Oscuridad. Roberto Malo


Un nudo se formó
en mi garganta
y un escalofrío recorrió
mi espina dorsal.
El vello de mi nuca
se erizó
y el pánico inundó
cada fibra de mi cuerpo.
¿Por qué?
Pues porque sentí
que la oscuridad me perseguía...

   


Sentí que la oscuridad
cobraba forma
y venía a por mí
con funestas intenciones.
Sentí que toda la atmósfera
del pasillo cobraba vida.
Sentí que a mis espaldas
nacían cientos y cientos de monstruos horrendos,
aprovechándose de la total negrura...





Había sido un estúpido.
El anterior interruptor de la luz
lo había dejado atrás sin pulsarlo
para así no tener que volver luego a apagarlo,
y desde luego había sido un grave error,
ya que el pasillo era tan largo...


Sí, no lo veía,
pero sabía que ahora era muy largo,
inmenso, interminable...
Dios, tenía que llegar a mi habitación como fuese.
Una vez allí podría encender la luz
y seguramente con ello moriría la oscuridad,
se esfumaría, desaparecería, se olvidaría de mí.
Pero ahora la notaba a mi lado,
cada vez más cerca.


Y entonces sentí que algo férreo
me abrazaba por la cintura
y que algo viscoso rodeaba a la vez
mi cuello con tenacidad.
Caí de bruces al suelo
y algo gelatinoso me rodeó todo el cuerpo
como una manta bañada en mermelada rancia.

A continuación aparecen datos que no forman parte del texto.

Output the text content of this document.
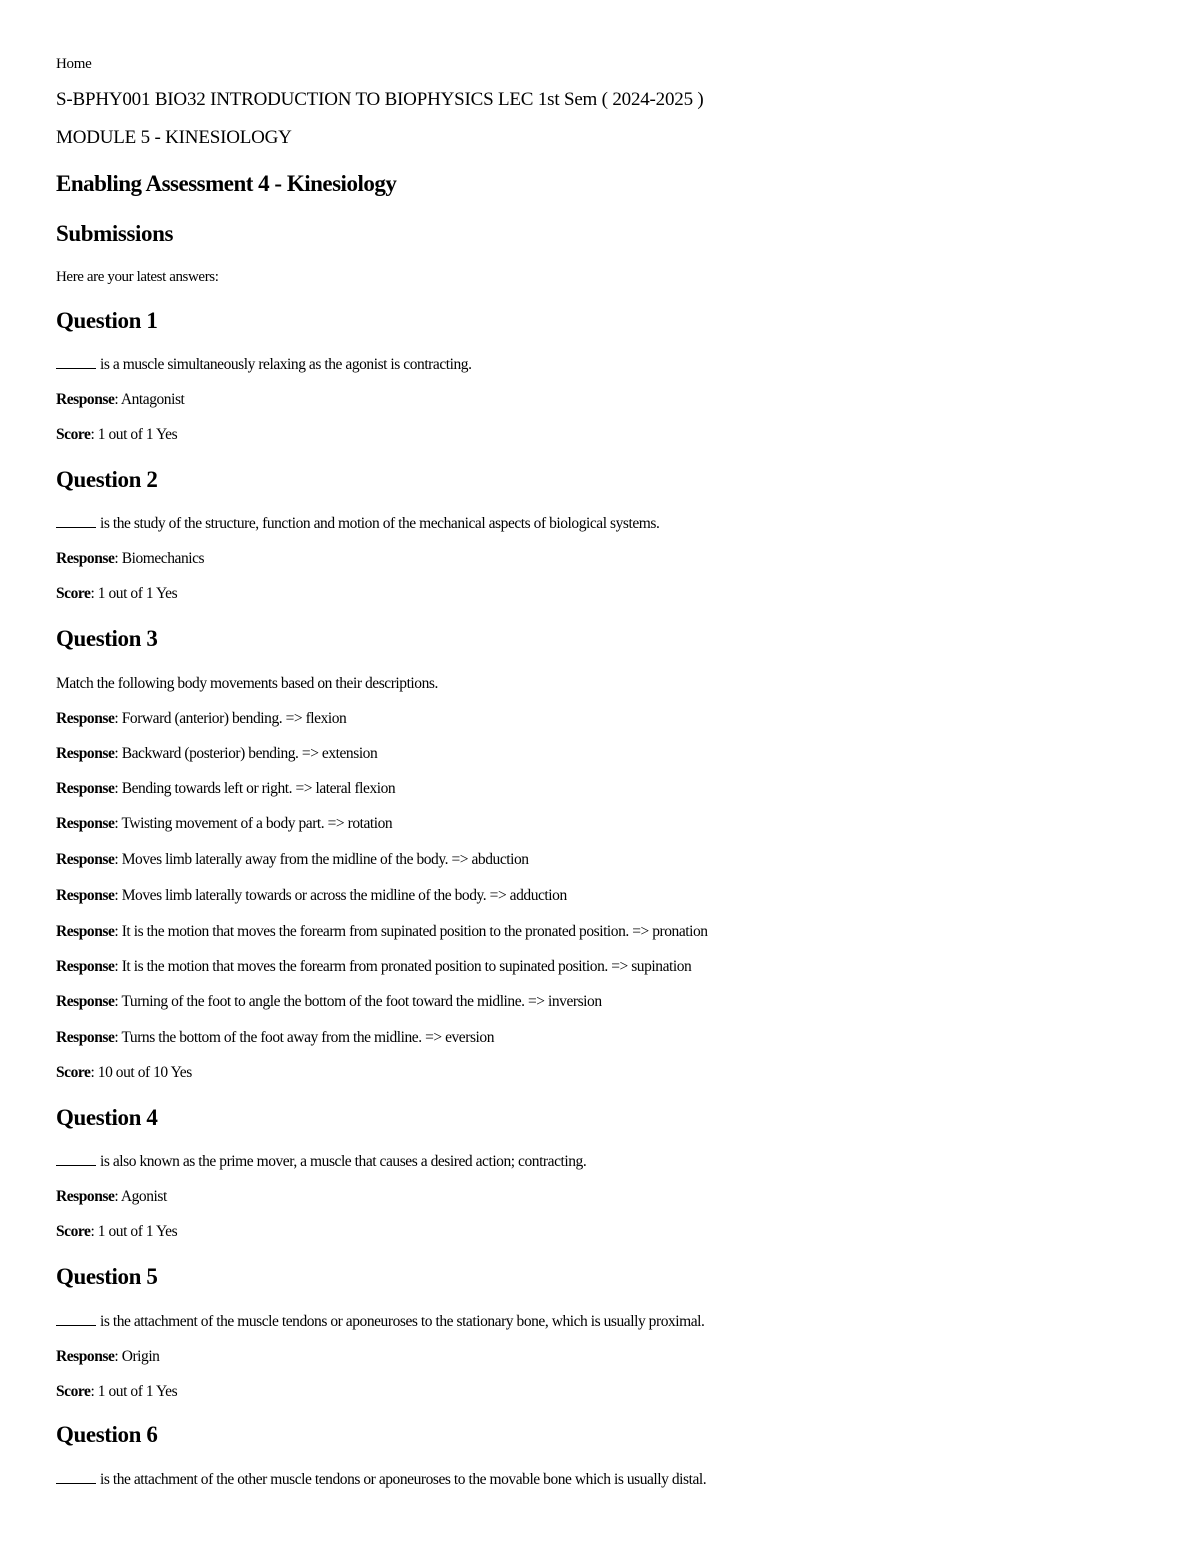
Home
S-BPHY001 BIO32 INTRODUCTION TO BIOPHYSICS LEC 1st Sem ( 2024-2025 )
MODULE 5 - KINESIOLOGY
Enabling Assessment 4 - Kinesiology
Submissions
Here are your latest answers:
Question 1
is a muscle simultaneously relaxing as the agonist is contracting.
Response: Antagonist
Score: 1 out of 1 Yes
Question 2
is the study of the structure, function and motion of the mechanical aspects of biological systems.
Response: Biomechanics
Score: 1 out of 1 Yes
Question 3
Match the following body movements based on their descriptions.
Response: Forward (anterior) bending. => flexion
Response: Backward (posterior) bending. => extension
Response: Bending towards left or right. => lateral flexion
Response: Twisting movement of a body part. => rotation
Response: Moves limb laterally away from the midline of the body. => abduction
Response: Moves limb laterally towards or across the midline of the body. => adduction
Response: It is the motion that moves the forearm from supinated position to the pronated position. => pronation
Response: It is the motion that moves the forearm from pronated position to supinated position. => supination
Response: Turning of the foot to angle the bottom of the foot toward the midline. => inversion
Response: Turns the bottom of the foot away from the midline. => eversion
Score: 10 out of 10 Yes
Question 4
is also known as the prime mover, a muscle that causes a desired action; contracting.
Response: Agonist
Score: 1 out of 1 Yes
Question 5
is the attachment of the muscle tendons or aponeuroses to the stationary bone, which is usually proximal.
Response: Origin
Score: 1 out of 1 Yes
Question 6
is the attachment of the other muscle tendons or aponeuroses to the movable bone which is usually distal.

Profiriendo gritos de locura y dolor
me incorporé como buenamente pude,
abrazado por mil brazos que no eran brazos,
avancé un par de metros
llevando a cuestas mil bocas que me devoraban
y busqué a tientas el interruptor de la luz,
pasando mis manos
con fruición y desesperación
por las frías paredes.


De pronto
lo sentí y lo pulsé.
Y al brotar la luz
como una explosión de color blanco
y ver a la perfección lo que me cubría y me devoraba
lamenté sobremanera
el haber encendido la luz.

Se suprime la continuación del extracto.